How to Utilize the Power of Rational Thinking

4 min read

Core idea

A common piece of folk psychology claims that the unconscious is a stubborn, autonomous force that rational thought cannot reach — that to change behavior you must dig down and excavate buried material. Maltz pushes back hard. The "unconscious" in his model is not a separate agent with its own agenda; it is a servomechanism. It is impersonal, has no will of its own, and operates on whatever data conscious thought hands it. Whether that data is rational or absurd, recent or ancient, it executes.

If that is the architecture, the control surface is right where it always seemed to be: in present, conscious thinking. The reason limiting patterns persist is not because the unconscious is fighting you. It is because you have continued to consciously hand it the same inputs — by rehearsing the old belief, dwelling on past failures, criticizing yourself in the same loop. Stop doing that, and the mechanism stops producing the corresponding output.

Maltz quotes Bertrand Russell on the technique: when an irrational belief surfaces, do not negotiate with it. Examine it, see its absurdity in detail, and refuse it. Do not "leave sleeping dogs lie" by dignifying them with worry, but also do not endlessly excavate them. The past supplied error signals you have already used. Their job is done. The job now is to focus conscious thought on the desired present.

Why it matters

This topic dismantles a popular excuse for not changing: the idea that change requires deep psychotherapy or some hidden key that only experts hold. If conscious thought is the control knob, then the work of belief revision is available to anyone willing to apply it consistently. The barrier is not access; it is discipline.

It also reframes the relationship to past failure. The reason past failures hurt is not that they happened. It is that you keep consciously replaying them and supplying them as input to the mechanism. A failure stored as feedback is fuel. A failure rehearsed as identity is sabotage. The same event can be either, depending on what conscious thought does with it.

Key takeaways

Mental model

Mental model

Practical application

Notice the rumination loop

Most counterproductive thinking is repetitive. The same regret, replayed at the same time of day, in the same internal tone. Catch it as a loop, not as a fresh insight. Once you recognize it as the seventeenth showing of the same memory, the impulse to engage with it weakens.

Apply Russell's challenge in real time

When a self-deprecating sentence flashes — I always blow this kind of thing — do not push it away. Examine it. Is it true? Is "always" accurate? What is the actual base rate? The sentence usually falls apart the moment you ask it for evidence. Be specific, not affirmational. Vague reassurance ("you're fine") is less effective than concrete refutation.

Act as if, deliberately

Brande's "act as if it were impossible to fail" is not magical thinking; it is a way to interrupt the rehearsal of failure. For a defined window — an hour, a meeting, a week — behave as if the limiting belief were not active. The behavior generates evidence. The evidence weakens the belief.

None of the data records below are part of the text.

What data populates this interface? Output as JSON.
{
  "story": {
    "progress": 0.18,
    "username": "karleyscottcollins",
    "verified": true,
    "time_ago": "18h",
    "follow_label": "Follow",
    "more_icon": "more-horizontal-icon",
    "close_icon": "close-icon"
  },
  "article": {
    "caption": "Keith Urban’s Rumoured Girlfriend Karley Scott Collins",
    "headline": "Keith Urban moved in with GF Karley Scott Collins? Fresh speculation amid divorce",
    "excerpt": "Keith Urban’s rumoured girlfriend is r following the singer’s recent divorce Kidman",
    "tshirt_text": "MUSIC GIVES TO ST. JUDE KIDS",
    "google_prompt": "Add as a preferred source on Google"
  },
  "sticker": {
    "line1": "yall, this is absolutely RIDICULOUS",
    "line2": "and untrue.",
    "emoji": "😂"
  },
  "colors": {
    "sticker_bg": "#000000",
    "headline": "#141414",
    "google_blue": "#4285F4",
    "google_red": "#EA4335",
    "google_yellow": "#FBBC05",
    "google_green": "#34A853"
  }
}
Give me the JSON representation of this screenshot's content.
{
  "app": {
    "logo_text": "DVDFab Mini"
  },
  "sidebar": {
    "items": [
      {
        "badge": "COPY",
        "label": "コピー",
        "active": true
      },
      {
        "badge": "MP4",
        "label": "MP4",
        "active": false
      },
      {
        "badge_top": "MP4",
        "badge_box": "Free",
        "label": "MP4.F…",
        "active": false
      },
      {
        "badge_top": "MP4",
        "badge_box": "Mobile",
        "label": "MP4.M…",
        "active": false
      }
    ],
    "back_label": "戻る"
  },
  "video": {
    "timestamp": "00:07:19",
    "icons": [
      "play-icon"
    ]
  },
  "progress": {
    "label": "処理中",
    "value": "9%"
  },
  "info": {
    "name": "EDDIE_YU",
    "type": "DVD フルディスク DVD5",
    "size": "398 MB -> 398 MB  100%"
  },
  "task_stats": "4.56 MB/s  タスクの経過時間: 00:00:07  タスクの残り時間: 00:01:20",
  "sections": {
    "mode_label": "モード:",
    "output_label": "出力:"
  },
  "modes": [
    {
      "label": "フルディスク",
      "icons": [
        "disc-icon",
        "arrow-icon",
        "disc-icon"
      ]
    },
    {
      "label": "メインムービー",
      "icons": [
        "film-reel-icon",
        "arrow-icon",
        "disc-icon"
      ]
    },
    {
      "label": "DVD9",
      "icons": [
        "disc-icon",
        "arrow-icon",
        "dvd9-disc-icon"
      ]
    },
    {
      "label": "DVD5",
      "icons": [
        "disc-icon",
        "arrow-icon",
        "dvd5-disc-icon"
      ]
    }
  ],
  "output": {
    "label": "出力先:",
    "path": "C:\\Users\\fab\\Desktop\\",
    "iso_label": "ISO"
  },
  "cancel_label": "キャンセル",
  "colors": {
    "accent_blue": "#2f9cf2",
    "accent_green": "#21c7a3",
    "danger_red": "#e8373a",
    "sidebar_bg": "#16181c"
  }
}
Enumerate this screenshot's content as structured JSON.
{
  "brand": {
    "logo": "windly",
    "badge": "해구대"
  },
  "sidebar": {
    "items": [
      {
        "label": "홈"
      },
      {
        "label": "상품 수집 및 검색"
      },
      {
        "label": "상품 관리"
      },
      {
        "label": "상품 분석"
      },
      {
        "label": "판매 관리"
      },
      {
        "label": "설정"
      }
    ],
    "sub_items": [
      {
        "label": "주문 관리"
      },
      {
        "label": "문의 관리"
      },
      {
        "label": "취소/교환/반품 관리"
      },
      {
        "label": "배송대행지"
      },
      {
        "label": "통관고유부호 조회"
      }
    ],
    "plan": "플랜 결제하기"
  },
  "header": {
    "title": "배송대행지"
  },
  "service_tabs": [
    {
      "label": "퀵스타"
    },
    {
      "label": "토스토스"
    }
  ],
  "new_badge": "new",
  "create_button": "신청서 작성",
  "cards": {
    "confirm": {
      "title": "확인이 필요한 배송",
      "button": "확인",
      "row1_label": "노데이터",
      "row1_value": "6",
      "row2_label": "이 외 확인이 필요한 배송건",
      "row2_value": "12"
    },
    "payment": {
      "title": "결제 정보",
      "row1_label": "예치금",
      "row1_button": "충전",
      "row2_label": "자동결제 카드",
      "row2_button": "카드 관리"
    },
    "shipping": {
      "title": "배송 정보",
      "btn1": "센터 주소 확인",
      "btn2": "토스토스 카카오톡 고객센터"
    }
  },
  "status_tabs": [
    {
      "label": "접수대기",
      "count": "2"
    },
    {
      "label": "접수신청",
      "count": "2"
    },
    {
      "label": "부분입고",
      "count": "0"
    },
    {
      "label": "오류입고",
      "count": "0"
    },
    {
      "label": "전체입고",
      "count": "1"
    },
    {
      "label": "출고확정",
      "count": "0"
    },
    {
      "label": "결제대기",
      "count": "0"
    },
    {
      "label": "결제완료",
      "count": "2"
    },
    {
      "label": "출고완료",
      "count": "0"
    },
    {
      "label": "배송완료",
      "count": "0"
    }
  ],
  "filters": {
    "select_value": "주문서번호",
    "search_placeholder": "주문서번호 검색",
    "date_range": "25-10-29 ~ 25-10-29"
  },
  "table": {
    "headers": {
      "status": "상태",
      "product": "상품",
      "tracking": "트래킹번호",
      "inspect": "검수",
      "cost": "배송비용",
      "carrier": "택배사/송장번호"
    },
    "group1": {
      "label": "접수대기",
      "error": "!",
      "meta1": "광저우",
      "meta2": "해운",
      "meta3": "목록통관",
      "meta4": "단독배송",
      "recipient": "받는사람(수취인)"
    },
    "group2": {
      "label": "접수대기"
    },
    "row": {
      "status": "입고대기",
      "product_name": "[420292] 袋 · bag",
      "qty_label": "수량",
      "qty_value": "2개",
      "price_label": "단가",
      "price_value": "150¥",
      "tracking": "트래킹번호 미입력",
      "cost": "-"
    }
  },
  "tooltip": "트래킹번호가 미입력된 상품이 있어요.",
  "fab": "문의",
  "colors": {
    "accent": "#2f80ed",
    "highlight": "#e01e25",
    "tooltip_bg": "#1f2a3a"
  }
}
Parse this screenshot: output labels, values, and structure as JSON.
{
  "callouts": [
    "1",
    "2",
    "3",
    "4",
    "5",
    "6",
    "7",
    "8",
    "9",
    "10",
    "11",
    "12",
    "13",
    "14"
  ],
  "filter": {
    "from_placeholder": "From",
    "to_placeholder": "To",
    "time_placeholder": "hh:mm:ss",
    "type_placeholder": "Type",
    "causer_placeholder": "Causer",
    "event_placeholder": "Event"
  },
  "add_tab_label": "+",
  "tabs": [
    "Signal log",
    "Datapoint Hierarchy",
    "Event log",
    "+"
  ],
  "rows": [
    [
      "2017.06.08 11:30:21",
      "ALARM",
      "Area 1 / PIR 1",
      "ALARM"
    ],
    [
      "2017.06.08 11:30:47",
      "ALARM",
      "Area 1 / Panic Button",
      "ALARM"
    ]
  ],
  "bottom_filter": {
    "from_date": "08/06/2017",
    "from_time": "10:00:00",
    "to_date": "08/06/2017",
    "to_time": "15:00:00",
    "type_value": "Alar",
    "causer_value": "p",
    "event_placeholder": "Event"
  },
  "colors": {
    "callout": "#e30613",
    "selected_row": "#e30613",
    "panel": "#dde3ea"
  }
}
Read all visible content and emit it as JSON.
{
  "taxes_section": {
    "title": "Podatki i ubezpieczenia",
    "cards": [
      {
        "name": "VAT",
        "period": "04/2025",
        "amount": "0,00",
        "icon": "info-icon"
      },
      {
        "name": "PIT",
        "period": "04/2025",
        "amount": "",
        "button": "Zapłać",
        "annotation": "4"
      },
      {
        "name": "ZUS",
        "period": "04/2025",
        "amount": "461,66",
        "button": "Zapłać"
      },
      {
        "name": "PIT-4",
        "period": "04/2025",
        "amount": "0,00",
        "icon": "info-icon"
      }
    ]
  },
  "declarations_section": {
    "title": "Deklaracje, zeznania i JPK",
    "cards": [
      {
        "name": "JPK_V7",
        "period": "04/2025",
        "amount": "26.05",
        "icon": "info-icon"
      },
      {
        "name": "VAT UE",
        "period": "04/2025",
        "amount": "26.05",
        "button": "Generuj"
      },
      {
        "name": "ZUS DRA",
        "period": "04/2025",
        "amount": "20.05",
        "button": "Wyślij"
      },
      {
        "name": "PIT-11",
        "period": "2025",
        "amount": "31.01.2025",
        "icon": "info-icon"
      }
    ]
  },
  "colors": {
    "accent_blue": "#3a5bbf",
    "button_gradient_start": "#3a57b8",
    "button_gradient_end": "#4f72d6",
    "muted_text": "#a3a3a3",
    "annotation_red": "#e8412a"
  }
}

Use the present as the only operating zone

Schindler's "conscious thought control" comes to this: the past is data, the future is a goal, the present is the only zone in which thinking actually produces results. Pull attention forward from regret and backward from anxiety into present action. Both endpoints of mental time travel are usually counterproductive.

Example

A founder coming off a failed startup keeps replaying the last six months — the missed pivot, the bad hire, the investor he should have called. He tells himself this is "learning," but the actual content is the same five scenes on rotation, accompanied by self-recrimination. Six months later he has not started anything new. The replay has become its own activity, displacing the work.

He applies the topic's discipline. He gives himself one focused afternoon to extract the lessons in writing: three specific things to do differently next time, in concrete operational language. He files the document. Then he treats the replay as a loop to interrupt. Every time the same scene starts running, he names it ("loop #4 again") and redirects attention to what he is building now. He does not deny the failure. He refuses to keep handing it to the mechanism as the goal-image. Within weeks the loops fade, not because the memories vanish, but because they are no longer rehearsed. The mechanism gets a new target and steers toward it.